Former CEO Dave Cote set a conservative tone for acquisitions with one glaring exception. Toward the end of his 15-year tenure in 2016, Cote attempted to buy rival United Technologies in an ill-fated $90 billion offer that was rejected by the target and Honeywell’s largest customers, including Boeing Co. and Airbus SE.

Adamczyk so far has been shielded from criticism over his dearth of large deals because of the strong performance he’s delivered, and Transnorm shows the company’s ability to add so-called bolt-on acquisitions. Honeywell has raised its profit forecast four times this year and posted second-quarter sales growth of 6 percent, excluding the effects of foreign exchange, acquisitions and divestitures.

Part of the success was a result of Adamczyk’s decision to keep Honeywell’s aerospace business -- which activist investor Daniel Loeb had pushed him to sell -- and instead shed other businesses.

Garrett Motion Inc., the turbocharger producer, and Resideo Technologies Inc., the home products business that includes the iconic Honeywell thermostat, will pay Honeywell a dividend of $3 billion and assume as much as $315 million of annual payments for environmental and asbestos liabilities.

More Like This

Investors want more acquisitions like Intelligrated, an “absolutely phenomenal deal’’ that Adamczyk was heavily involved in as the company’s chief operating officer, said Jeff Sprague, an analyst with Vertical Research Partners, said before Monday. Sales at Intelligrated, which supplies automated systems for moving packages through warehouses, are growing 20 percent annually as e-commerce booms. Transnorm sales are expected to increase more than 30 percent this year, Honeywell said.
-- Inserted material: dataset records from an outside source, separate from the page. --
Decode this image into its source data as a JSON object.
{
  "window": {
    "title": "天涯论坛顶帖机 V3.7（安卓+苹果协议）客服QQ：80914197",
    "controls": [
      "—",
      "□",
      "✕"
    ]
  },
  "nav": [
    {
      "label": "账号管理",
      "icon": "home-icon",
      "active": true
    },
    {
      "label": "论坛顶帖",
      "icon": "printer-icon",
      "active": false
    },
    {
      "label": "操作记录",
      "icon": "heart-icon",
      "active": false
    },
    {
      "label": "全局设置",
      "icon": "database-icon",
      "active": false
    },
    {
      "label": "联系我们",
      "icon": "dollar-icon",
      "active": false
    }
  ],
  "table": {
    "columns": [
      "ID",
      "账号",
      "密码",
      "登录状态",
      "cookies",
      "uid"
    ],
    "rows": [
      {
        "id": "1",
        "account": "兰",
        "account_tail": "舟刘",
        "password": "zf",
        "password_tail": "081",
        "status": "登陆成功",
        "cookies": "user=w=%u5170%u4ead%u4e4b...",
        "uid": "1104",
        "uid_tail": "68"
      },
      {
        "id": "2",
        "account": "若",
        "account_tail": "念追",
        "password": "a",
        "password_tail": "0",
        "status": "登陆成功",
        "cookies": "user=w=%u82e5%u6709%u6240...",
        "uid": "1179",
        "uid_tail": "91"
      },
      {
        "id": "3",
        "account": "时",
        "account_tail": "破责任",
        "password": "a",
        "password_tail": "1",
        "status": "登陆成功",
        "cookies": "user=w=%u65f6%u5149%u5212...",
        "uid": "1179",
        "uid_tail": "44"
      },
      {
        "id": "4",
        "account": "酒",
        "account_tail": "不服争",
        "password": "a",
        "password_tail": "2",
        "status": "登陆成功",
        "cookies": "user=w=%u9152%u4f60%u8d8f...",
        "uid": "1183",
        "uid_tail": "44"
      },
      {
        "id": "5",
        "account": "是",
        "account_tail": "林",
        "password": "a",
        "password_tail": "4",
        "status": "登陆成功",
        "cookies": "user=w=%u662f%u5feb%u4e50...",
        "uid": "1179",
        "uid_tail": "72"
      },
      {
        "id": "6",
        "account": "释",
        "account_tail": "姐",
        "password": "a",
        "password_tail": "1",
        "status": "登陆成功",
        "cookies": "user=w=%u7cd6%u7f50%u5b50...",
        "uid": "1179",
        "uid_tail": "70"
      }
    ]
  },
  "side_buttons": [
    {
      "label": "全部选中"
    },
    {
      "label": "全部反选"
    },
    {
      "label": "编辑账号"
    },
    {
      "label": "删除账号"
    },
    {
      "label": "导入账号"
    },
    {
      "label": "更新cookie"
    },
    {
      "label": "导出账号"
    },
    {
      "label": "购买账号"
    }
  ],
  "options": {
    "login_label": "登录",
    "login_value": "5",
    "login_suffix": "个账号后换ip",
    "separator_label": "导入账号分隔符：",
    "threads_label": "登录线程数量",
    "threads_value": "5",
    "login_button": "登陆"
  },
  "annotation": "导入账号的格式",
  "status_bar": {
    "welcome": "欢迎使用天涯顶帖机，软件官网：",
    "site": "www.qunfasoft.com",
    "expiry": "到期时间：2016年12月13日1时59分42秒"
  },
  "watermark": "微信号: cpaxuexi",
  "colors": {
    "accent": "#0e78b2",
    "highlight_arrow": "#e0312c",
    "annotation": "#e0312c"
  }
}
Such deals will add to earnings and reinvigorate the stock price, Sprague said. So while the focus for now remains on completing the two big spinoffs, investors will soon be demanding that action follow all the talk about getting more deals done.

“Everybody is intrigued by the possibility that if they can find an effective way to deploy the balance sheet, there’s some pretty significant upside,’’ Sprague said.